Variable-length encoding

In coding theory, variable-length encoding is a type of character encoding scheme in which codes of differing lengths are used to encode a character set (a repertoire of symbols) for representation in a computer. The equivalent concept in computer science is bit string.

Variable-length codes can allow sources to be compressed and decompressed with zero error (lossless data compression) and still be read back symbol by symbol. An independent and identically-distributed source may be compressed almost arbitrarily close to its entropy. This is in contrast to fixed-length coding methods, for which data compression is only possible for large blocks of data, and any compression beyond the logarithm of the total number of possibilities comes with a finite (though perhaps arbitrarily small) probability of failure.

For these reasons, they were sometimes used to pack English text into fewer bytes in adventure games for early microcomputers.
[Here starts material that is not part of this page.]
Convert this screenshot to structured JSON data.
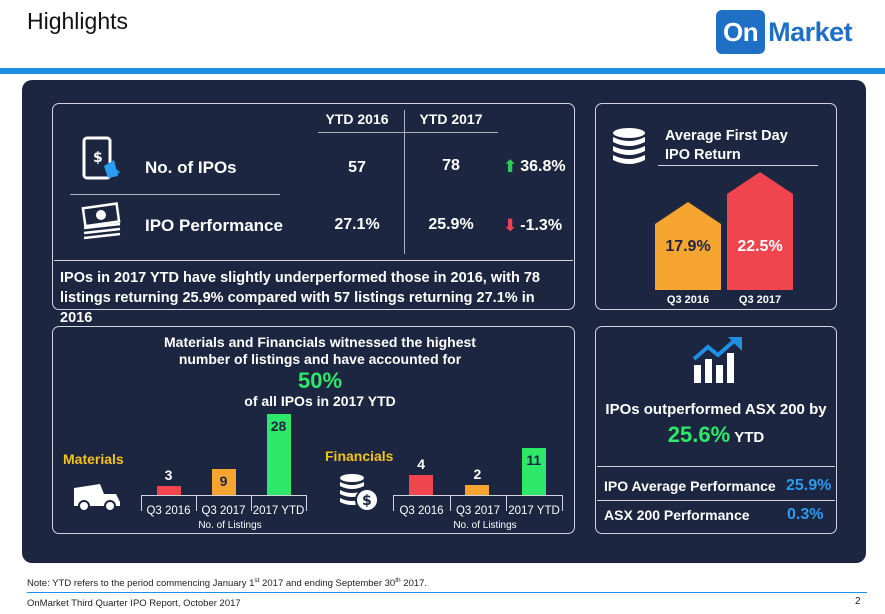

However, disks, increases in computer memory, and general purpose compression algorithms have rendered such methods obsolete.

Multibyte encodings are usually the result of a need to increase the number of characters which can be encoded without breaking backward compatibility with an existing constraint. For example, with one byte (8 bits) per character, one can encode 256 possible characters; in order to encode more than 256 characters, the obvious choice would be to use two or more bytes per encoding unit, two bytes (16 bits) would allow 65,536 possible characters, but such a change would break compatibility with existing systems and therefore might not be feasible at all.

Unlikely source symbols can be assigned longer codewords while likely source symbols can be assigned shorter codewords, thus giving a low expected codeword length. Some examples of well-known variable-length coding strategies are Huffman coding, Lempel–Ziv coding, arithmetic coding, and context-adaptive variable-length coding.